Mi siedo e riprendo fiato...quando riesco a restare sola in casa la prima cosa che faccio è catapultarmi alla mia scrivania e finalmente riprendo da dove ero rimasta, caffè alla mano ovviamente (il secondo, il terzo e forse forse....). Oggi è una di quelle giornate positive, dove tutto è iniziato bene...la sveglia in effetti ha suonato in anticipo e questo perché di "figlie che devono studiare anche all' alba" qui ne abbiamo...quindi vuoi per dovere, vuoi per piacere, quando mi alzo preso mi sento già in vantaggio su tutto il fronte. Mentre la piccina sfogliava il libro decisamente ancora assonnata e con le cispiette sempre appiccicate agli occhi, il mio caffè  che si apprestava a riempire fino al bordo la tazzina, era il solo rumore che riuscivo a sentire in casa e tutto questo silenzio che io chiamo PACE, già mi faceva presagire l' inizio di qualcosa di buono. Pranzo e cena sono già pronti e scusate se è poco...la casa non brilla...ok...ma magari è ordinata e pulita (bagno, aspirapolvere e straccio sono stati archiviati anche oggi)...poi...quelle due lavatrici fatte ieri adesso stanno già stirate e ripiegate nei cassetti.....e quiiiiiiii.....scusate se è pocooooooo....ahahahahaha.....odio stirare, s'è capito e comunque il mio solito mucchio incolto è sempre nello stanzino, magari più tardi vedrò di alleggerirlo un po'!?!?!?? Poi..poi.....vediamo....ahhhh....alle 16 riprendo la palestra che avevo abbandonato i primi di Dicembre, quindi la missione corpo e mente sani, con il ritorno sul tapis roulant, direi che è in fase di avvio.

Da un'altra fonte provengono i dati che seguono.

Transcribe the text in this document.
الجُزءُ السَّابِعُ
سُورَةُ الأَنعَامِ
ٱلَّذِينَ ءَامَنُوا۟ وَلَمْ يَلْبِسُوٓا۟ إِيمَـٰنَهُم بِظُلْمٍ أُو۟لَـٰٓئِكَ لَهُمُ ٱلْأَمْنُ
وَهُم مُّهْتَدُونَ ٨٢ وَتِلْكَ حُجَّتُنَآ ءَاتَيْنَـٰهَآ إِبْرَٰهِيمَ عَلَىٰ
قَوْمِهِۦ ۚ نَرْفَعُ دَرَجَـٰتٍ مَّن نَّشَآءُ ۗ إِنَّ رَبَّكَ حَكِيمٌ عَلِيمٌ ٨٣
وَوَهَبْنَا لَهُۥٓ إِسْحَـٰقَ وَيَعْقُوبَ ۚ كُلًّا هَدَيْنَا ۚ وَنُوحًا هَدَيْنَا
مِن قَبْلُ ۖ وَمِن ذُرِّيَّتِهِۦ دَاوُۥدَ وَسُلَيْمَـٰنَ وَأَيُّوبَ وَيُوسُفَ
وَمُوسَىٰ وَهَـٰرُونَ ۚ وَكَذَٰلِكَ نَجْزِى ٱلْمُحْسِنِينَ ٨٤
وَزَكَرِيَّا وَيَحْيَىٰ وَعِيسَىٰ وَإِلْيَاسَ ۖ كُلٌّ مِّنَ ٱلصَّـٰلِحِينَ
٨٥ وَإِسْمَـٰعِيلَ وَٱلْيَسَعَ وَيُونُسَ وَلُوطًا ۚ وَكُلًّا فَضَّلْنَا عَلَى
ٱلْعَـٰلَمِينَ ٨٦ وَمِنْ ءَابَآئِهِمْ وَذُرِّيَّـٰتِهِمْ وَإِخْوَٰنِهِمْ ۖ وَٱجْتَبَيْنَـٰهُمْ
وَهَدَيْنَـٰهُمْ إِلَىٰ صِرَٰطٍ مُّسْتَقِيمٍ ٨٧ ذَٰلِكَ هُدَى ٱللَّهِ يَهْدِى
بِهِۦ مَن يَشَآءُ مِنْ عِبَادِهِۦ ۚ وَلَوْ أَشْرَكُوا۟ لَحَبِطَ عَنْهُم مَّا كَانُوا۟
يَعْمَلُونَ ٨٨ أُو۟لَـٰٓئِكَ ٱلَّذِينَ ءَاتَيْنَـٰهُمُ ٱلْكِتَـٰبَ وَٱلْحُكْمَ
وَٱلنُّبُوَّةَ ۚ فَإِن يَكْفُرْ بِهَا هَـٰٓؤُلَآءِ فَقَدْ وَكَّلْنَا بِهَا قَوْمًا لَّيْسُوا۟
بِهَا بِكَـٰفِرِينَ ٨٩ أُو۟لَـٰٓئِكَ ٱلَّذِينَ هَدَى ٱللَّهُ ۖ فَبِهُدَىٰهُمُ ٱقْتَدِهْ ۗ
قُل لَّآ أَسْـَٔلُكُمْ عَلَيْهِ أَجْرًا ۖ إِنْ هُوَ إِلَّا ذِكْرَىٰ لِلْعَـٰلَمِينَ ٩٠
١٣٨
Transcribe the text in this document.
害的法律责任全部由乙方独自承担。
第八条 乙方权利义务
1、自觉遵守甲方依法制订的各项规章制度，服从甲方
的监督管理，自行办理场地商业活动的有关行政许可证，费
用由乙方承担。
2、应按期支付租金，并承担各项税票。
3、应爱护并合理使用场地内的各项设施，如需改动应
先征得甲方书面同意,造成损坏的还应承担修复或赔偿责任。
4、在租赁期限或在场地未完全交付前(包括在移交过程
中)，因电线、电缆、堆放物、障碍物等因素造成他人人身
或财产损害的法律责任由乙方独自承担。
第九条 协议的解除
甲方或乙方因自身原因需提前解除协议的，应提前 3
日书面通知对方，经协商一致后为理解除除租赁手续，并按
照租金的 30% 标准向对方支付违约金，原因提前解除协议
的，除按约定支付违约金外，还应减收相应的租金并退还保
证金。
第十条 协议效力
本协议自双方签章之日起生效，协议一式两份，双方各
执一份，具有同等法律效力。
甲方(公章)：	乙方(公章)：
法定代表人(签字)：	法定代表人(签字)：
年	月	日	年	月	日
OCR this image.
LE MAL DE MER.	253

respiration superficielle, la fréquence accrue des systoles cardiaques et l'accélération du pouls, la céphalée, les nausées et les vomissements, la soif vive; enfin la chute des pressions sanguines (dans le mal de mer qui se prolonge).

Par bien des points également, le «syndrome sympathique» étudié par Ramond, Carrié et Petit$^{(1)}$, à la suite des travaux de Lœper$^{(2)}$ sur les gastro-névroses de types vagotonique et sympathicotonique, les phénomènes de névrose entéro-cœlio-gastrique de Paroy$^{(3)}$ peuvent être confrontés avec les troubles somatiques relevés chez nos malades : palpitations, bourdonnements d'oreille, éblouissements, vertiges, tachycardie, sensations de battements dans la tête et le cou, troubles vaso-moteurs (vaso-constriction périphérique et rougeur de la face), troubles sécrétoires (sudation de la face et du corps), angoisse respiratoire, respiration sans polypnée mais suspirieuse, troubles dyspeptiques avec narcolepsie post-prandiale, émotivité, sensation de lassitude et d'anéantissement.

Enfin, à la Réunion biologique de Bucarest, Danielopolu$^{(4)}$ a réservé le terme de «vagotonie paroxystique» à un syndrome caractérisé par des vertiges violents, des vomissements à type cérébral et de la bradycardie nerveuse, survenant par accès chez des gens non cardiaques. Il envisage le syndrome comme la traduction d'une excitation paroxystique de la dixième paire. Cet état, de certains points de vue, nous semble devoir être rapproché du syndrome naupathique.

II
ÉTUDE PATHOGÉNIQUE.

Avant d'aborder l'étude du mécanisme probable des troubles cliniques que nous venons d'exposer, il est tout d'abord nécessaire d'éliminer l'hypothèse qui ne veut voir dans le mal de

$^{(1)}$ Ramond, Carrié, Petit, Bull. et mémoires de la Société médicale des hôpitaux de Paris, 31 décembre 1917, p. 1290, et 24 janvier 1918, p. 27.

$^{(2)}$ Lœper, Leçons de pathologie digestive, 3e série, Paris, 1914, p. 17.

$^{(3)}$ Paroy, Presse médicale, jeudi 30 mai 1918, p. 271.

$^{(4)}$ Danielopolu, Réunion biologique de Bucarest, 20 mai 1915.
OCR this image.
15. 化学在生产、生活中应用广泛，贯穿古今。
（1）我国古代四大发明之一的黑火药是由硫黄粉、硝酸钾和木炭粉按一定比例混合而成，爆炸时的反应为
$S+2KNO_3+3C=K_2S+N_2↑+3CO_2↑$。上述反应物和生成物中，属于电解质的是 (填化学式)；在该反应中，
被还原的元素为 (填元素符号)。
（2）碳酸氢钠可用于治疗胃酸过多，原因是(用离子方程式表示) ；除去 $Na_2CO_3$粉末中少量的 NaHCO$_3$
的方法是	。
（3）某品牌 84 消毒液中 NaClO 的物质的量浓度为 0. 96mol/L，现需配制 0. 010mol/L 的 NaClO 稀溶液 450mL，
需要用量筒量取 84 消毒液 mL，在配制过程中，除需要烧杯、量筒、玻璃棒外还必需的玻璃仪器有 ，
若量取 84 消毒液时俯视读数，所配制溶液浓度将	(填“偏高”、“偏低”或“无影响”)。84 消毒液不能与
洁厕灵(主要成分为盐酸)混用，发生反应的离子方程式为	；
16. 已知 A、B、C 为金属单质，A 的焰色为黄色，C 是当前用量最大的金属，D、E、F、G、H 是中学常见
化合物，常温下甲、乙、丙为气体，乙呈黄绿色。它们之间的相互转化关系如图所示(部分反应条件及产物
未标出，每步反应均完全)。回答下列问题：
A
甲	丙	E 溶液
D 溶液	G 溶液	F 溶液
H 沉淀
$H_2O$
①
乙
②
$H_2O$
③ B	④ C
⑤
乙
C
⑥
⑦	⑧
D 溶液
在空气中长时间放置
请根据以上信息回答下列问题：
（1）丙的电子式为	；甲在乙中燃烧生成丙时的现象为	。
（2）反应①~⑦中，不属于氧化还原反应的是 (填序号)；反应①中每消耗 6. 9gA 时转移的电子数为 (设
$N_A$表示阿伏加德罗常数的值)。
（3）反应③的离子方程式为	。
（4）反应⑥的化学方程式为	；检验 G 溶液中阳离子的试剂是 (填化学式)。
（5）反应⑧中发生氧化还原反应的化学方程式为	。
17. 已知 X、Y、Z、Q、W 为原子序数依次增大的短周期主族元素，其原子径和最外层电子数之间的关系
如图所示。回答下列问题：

Se poi ci metti che sto per pubblicare una nuova ricetta, che potrei essere a buon punto con il resto del lavoro...oserei dire altro che giornata positiva....GIORNATONA DA REGINA, quindi dato che posso godere di tutto questo vantaggio, vediamo di sfruttarlo al meglio e vediamo di parlare di ricette, perché poi va a finire che mi perdo nelle solite chiacchiere, che il tempo vola e mi ritrovo sempre con il post fermo ai box senza riuscire a decollare mai!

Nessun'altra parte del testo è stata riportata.